Zum Ärgernis werden Stapelgrafiken, wenn die Segmente in ihrer Größe stark voneinander abweichen und deswegen Werte gar nicht mehr zu platzieren sind. Wie sich die Milch macht, ist hier beim besten Willen nicht mehr zu erkennen:

EU-Landwirtschaftssubventionen
Wie hat sich die Milchsubvention verändert? Schwer zu sagen. Weil gestapelt wurde und kein Platz mehr für Werte ist. (Welt am Sonntag, 05.08.2007, S. 23)

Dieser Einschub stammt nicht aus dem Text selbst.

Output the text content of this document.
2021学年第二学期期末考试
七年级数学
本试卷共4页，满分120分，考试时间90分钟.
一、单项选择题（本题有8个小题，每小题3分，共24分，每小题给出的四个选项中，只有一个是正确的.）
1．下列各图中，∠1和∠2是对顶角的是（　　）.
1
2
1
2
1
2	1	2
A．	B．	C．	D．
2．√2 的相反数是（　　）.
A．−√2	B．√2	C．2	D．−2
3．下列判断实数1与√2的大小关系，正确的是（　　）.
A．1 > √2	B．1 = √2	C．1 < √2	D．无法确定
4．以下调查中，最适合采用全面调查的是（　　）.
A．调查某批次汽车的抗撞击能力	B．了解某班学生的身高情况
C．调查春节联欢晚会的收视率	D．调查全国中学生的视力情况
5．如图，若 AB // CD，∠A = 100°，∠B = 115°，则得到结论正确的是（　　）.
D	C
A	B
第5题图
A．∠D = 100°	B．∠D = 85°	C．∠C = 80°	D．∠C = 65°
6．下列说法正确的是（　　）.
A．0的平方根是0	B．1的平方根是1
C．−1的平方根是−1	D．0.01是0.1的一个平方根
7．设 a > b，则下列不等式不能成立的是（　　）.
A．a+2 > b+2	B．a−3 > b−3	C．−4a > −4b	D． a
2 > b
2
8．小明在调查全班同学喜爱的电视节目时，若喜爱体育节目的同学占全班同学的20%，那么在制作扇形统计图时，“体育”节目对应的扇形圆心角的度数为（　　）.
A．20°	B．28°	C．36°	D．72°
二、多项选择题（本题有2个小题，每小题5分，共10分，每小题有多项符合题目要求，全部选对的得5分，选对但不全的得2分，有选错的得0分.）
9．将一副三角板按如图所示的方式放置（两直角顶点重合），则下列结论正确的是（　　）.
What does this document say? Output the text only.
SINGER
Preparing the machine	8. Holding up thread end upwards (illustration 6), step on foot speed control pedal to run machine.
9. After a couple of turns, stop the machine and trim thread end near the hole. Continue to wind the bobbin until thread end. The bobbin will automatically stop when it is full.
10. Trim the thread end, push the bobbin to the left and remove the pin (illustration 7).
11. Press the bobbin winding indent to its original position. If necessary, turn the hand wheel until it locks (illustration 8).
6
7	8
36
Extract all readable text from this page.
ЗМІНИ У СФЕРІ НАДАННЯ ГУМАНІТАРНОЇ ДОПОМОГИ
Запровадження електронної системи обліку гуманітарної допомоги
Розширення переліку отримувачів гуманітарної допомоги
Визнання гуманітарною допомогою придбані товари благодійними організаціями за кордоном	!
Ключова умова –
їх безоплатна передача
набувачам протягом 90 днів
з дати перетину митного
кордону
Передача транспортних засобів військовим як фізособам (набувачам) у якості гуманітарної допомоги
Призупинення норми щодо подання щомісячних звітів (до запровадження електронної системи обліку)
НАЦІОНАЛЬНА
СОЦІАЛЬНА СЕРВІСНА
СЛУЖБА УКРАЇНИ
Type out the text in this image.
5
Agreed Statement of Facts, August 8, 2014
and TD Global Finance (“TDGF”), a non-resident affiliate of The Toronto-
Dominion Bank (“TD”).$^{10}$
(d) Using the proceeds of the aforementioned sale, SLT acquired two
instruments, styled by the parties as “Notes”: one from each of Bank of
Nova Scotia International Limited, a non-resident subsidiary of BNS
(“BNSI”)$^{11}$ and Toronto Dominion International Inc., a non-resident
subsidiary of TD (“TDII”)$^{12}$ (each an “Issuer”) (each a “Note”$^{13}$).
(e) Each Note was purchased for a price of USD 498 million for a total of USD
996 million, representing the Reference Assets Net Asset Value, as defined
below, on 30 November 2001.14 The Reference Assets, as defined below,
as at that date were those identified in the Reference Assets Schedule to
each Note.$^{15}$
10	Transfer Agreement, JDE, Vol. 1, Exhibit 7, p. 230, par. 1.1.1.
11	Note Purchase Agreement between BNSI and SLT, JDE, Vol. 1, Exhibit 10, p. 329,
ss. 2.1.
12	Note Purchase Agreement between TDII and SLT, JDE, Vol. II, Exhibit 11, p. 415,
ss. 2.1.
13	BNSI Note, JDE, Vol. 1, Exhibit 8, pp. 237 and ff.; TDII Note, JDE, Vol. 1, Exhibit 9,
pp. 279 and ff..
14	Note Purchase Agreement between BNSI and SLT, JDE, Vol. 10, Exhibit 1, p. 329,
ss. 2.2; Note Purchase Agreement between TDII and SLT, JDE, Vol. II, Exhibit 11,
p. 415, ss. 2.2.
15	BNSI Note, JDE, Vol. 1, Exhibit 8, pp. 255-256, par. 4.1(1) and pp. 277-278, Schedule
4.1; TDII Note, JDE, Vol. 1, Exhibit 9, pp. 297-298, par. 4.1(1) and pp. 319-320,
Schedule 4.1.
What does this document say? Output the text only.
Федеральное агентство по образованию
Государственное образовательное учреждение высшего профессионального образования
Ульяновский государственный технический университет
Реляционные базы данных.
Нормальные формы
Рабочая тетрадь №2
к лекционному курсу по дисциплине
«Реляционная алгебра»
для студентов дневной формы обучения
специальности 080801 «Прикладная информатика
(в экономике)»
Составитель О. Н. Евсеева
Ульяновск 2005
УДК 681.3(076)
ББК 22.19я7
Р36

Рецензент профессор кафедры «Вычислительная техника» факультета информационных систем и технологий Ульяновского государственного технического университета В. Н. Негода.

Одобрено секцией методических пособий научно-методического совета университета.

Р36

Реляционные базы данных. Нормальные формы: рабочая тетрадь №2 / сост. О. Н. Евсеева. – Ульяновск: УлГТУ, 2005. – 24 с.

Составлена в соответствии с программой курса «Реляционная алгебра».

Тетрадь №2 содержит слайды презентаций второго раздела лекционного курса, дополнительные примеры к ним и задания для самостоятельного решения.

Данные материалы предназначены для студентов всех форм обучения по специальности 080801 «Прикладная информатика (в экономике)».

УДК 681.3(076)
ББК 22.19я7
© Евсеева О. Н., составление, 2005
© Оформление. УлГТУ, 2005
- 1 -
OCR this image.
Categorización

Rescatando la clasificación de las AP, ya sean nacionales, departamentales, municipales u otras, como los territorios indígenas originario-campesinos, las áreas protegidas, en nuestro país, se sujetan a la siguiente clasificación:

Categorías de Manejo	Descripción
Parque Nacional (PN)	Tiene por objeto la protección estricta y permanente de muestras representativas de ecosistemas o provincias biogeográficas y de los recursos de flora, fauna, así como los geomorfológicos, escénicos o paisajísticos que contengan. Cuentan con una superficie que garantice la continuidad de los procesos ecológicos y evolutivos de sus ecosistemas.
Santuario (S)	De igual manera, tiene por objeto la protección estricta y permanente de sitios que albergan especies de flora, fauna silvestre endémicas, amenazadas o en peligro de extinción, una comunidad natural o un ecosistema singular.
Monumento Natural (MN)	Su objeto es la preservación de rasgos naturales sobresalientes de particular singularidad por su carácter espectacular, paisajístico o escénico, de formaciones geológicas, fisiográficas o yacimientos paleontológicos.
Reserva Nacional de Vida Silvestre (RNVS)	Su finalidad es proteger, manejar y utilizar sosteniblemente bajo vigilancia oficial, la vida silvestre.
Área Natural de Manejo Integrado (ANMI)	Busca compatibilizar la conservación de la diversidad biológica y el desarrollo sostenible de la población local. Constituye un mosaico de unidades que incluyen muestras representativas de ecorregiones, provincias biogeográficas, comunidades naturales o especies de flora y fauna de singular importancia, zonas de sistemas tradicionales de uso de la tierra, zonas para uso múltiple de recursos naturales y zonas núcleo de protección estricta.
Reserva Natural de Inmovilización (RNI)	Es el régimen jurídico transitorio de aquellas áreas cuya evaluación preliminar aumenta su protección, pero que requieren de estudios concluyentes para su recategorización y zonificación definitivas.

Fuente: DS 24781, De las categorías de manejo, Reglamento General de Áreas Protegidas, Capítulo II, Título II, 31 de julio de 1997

Daher: Weg mit den Stapelgrafiken! Wer glaubwürdig und verständlich sein will, verzichtet ganz aufs Hochstapeln und nimmt stattdessen eine Grafische Tabelle. Für gestapelte Zeitreihen hat das Bella schon einmal demonstriert. Die Steuerstapel aus der auto motor und sport oben könnten dann so aussehen:

Die Benzindaten als Grafische Tabelle
Schon viel besser: Grafik für die schnelle Orientierung, Zahlen fürs Detail. Stapeln ist unnötig.

Jedes Kriterium bekommt eine eigene Spalte und hat eine klar abgegrenzte, eigene grafische Repräsentation. Über die Platzierung der Werte müssen wir uns keine Gedanken machen.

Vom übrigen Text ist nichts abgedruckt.